— Oui, mon vieux, tâche d'avoir l'œil. Mais, tu sais, d'un autre côté, il est bien rare qu'un jeune chien, un chien de race, un chien qui a du feu, ne se mette pas, si l'on n'y prend garde, à courir après quelque bête : les uns, c'est les chats, ça n'a pas grande importance parce qu'ils savent se défendre et peuvent grimper aux arbres ; d'autres préfèrent les lapins, et ils te nettoient les clapiers rasibus ; d'autres se mettent aux moutons, et ça c'est plus dangereux, car, quand ils sont bien décidés, ils peuvent t'en ficher par terre pour plus de cent francs d'un seul coup ; en somme, il vaut encore mieux qu'il ne se tourne que sur les gélines. Voici ce que je te conseille de faire : comme on ne peut pas le laisser tout le jour enfermé, que ça le rendrait malade ; comme, d'un autre côté, quand on ne le surveille pas, il « course » la volaille, tu n'as qu'à lui mettre une muselière lorsque tu voudras le lâcher.
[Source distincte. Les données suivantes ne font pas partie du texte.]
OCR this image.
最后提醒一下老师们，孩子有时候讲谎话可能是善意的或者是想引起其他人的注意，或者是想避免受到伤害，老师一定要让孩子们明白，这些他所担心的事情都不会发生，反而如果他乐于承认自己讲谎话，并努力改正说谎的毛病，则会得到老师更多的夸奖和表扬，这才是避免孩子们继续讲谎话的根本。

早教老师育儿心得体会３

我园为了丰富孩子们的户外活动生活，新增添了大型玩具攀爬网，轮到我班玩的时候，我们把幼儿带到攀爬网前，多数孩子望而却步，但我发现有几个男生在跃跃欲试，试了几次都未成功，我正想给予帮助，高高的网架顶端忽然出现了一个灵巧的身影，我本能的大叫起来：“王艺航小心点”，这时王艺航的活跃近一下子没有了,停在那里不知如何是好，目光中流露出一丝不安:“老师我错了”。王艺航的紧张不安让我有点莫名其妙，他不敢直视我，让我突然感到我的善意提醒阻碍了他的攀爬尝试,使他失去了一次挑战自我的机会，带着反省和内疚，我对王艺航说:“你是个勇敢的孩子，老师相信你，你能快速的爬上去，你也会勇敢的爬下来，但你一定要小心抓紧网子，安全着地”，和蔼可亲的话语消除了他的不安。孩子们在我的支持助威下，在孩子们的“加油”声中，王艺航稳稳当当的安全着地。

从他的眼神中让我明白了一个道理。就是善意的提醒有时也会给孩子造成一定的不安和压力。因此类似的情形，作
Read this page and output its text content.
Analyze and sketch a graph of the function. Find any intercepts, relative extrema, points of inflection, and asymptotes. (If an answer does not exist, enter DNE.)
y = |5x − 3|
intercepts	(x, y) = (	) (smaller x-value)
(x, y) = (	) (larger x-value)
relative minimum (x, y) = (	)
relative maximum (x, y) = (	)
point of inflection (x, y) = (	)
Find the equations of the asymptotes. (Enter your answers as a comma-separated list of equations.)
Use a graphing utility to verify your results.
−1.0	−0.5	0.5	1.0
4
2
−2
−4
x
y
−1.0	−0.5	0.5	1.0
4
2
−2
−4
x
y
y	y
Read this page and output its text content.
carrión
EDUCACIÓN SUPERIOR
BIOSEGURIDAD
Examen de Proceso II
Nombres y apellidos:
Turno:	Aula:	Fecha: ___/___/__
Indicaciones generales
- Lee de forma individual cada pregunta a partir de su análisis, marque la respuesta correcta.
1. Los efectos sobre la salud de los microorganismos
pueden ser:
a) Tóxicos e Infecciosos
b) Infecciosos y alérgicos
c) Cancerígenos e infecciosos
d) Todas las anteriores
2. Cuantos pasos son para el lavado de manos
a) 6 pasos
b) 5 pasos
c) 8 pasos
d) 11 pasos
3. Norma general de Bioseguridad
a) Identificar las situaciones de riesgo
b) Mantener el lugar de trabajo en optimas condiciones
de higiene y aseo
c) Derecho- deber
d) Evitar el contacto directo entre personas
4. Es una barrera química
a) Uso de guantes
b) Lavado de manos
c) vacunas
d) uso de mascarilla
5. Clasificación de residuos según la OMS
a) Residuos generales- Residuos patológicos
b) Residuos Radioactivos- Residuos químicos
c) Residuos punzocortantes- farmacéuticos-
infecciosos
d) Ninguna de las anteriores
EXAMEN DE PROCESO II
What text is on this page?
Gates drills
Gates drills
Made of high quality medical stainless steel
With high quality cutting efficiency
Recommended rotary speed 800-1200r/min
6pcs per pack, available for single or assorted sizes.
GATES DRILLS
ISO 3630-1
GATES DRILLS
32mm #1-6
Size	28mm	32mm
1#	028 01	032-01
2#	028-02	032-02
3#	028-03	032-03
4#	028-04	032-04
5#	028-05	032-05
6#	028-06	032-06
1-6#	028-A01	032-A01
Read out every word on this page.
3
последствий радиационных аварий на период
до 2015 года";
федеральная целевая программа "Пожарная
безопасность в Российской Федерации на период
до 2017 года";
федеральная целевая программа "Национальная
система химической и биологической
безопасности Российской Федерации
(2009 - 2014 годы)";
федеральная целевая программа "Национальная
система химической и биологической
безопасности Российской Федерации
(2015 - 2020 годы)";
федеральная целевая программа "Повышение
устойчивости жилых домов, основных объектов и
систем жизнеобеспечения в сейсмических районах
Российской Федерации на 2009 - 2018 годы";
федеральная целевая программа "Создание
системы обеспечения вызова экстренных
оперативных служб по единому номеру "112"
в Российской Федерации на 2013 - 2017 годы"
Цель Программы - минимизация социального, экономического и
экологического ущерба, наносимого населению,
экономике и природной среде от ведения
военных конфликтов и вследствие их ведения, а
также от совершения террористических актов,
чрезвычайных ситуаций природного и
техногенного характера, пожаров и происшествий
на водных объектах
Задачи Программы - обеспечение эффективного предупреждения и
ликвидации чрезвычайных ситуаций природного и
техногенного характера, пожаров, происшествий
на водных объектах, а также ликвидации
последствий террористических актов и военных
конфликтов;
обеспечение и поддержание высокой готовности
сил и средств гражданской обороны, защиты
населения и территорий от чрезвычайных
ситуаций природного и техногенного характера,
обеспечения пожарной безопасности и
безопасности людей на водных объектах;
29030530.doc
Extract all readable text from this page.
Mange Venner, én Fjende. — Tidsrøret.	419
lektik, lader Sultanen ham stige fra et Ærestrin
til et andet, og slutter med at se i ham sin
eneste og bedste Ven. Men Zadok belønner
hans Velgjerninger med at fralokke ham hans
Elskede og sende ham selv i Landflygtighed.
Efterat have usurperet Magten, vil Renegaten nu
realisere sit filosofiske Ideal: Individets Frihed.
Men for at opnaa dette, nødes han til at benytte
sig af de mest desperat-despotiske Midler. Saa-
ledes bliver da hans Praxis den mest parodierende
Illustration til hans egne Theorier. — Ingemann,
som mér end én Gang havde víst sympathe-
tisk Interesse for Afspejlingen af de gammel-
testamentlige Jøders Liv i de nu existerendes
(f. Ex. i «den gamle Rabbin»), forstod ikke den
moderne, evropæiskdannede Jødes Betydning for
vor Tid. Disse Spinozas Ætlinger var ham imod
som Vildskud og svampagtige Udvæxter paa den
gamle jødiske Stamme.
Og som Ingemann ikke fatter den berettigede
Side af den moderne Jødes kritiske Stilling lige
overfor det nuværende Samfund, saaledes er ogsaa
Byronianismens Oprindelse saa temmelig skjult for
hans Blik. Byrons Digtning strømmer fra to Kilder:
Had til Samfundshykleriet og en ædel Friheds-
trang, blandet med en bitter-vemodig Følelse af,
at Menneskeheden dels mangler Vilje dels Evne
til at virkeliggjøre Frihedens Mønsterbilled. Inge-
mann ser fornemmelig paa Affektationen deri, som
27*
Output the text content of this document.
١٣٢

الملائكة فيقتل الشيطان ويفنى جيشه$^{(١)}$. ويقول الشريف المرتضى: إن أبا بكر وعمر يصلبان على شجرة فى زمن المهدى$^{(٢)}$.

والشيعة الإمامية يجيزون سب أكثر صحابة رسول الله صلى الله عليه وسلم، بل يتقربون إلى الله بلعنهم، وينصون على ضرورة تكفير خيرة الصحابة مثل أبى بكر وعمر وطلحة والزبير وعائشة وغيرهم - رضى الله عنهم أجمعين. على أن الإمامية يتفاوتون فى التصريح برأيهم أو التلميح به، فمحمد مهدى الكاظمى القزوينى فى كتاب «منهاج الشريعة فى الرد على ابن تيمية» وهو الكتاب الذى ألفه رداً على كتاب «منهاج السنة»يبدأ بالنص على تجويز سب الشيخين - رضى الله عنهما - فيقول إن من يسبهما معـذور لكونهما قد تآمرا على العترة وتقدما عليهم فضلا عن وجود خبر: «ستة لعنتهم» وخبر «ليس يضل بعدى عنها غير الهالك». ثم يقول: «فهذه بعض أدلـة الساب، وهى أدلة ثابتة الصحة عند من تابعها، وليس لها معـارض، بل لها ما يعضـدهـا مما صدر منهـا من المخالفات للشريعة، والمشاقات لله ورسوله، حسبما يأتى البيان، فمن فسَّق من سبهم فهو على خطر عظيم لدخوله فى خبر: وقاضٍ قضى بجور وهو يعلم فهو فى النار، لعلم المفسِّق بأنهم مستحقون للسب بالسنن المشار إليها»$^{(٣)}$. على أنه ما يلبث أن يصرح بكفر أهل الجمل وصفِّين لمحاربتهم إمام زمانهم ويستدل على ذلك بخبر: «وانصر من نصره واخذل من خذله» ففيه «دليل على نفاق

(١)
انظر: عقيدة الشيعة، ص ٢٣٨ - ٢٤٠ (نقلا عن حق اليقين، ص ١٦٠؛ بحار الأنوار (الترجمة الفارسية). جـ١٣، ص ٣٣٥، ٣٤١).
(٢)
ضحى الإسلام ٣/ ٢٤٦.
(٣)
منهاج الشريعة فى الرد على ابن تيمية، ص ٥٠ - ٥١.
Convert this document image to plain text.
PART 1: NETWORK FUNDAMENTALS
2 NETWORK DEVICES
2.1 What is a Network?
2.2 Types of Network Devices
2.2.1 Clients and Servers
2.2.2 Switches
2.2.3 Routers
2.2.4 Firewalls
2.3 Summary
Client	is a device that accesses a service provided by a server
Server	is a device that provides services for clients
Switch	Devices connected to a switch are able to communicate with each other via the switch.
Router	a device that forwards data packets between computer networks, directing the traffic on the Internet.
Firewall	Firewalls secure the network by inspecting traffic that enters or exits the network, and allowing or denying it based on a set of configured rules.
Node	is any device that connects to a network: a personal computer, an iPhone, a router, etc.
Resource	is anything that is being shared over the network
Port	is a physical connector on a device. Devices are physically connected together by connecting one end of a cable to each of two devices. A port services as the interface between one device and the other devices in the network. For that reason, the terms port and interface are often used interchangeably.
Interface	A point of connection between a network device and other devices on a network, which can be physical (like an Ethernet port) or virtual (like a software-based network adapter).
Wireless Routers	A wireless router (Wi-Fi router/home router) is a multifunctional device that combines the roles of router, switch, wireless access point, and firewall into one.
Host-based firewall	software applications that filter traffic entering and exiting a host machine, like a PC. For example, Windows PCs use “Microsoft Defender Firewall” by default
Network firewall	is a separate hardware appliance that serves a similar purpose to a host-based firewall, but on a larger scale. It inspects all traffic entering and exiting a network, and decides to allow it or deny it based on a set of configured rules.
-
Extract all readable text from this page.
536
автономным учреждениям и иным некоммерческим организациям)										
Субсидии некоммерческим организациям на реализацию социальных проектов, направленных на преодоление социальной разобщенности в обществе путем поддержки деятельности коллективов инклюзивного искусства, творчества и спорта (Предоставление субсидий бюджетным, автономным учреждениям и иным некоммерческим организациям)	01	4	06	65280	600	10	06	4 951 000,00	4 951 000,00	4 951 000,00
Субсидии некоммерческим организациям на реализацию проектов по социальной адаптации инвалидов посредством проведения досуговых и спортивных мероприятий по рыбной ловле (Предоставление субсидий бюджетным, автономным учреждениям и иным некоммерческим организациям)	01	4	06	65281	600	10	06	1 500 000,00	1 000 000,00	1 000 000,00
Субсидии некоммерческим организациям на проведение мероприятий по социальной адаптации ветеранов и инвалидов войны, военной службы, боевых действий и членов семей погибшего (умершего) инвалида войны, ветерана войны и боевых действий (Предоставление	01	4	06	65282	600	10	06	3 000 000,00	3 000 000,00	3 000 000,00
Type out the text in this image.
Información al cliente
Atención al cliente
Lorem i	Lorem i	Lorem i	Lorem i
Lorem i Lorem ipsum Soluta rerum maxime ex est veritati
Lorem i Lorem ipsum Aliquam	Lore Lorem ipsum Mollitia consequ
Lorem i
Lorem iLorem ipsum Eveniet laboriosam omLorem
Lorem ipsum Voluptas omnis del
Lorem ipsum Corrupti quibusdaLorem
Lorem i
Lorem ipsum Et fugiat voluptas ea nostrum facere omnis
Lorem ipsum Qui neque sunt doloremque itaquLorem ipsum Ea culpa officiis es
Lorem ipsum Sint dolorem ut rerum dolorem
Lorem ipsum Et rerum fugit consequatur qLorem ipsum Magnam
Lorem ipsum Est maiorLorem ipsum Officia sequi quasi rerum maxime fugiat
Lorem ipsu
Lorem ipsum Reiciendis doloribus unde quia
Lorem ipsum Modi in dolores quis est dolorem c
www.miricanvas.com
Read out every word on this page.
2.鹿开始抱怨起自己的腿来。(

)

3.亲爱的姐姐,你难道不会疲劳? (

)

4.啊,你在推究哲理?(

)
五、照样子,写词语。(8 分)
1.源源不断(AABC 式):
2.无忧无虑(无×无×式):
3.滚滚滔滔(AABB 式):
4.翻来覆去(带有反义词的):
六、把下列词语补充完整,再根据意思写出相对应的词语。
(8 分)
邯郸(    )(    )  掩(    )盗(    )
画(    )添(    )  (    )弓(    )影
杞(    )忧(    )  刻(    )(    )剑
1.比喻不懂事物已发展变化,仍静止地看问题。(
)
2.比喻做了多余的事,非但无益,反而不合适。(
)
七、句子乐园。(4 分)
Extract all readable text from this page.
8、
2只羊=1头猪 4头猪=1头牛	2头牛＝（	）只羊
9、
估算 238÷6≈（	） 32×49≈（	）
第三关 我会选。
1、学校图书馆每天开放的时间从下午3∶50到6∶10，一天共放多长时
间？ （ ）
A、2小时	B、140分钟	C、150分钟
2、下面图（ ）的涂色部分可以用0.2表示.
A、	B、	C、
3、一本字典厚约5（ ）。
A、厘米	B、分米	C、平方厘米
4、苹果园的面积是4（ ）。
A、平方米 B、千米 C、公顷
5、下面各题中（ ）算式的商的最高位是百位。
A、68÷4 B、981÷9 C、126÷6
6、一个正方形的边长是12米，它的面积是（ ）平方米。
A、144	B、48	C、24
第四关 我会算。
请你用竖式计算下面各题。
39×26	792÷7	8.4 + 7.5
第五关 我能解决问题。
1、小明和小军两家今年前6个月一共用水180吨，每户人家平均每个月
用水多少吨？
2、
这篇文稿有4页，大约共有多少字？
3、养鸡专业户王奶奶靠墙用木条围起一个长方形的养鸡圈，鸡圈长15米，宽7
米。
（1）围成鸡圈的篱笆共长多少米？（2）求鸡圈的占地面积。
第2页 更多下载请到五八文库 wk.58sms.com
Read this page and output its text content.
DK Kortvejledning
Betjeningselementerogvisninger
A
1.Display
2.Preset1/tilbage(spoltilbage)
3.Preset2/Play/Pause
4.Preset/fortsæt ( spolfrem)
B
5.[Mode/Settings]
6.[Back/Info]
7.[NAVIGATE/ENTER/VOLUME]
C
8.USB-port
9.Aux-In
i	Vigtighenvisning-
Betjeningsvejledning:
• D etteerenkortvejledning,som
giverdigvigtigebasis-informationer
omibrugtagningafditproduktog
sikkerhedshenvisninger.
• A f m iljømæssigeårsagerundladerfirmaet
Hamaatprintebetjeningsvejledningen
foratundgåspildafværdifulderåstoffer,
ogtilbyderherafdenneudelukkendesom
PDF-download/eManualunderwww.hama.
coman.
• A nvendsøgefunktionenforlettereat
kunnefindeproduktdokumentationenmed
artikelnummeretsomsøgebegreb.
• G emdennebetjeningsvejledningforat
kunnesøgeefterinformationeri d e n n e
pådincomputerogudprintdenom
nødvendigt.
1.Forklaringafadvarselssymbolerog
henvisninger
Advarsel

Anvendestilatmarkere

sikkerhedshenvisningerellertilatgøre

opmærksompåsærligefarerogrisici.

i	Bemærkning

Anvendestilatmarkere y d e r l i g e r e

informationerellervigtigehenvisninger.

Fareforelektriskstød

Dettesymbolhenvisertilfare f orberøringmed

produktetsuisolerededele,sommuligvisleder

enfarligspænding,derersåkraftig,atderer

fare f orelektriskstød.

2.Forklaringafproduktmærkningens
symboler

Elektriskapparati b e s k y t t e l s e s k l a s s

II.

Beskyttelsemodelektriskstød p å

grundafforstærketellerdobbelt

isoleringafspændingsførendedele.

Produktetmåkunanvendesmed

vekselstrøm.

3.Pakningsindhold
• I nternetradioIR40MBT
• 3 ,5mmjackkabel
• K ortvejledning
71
Léon ira demain à Vercel ; dis-lui qu'il t'en prenne une près de Chacha le bourrelier ; pour une pièce de quarante sous, tu en verras les marionnettes et tu seras tranquille.

— Las, moi ! quarante sous encore de jetés loin pour cette charogne, ragea la Guélotte furieuse, qui espérait une solution plus radicale et comptait sur l'appui de Philomen.

Lisée se rendit au conseil de son ami, et le surlendemain matin, après un jour de claustration préparatoire, on mit la muselière à Miraut. Comme ce fut le maître qui opéra, il se laissa faire sans trop de résistance, un peu ahuri toutefois de toutes ces courroies qui lui barraient le nez et lui sanglaient la gueule.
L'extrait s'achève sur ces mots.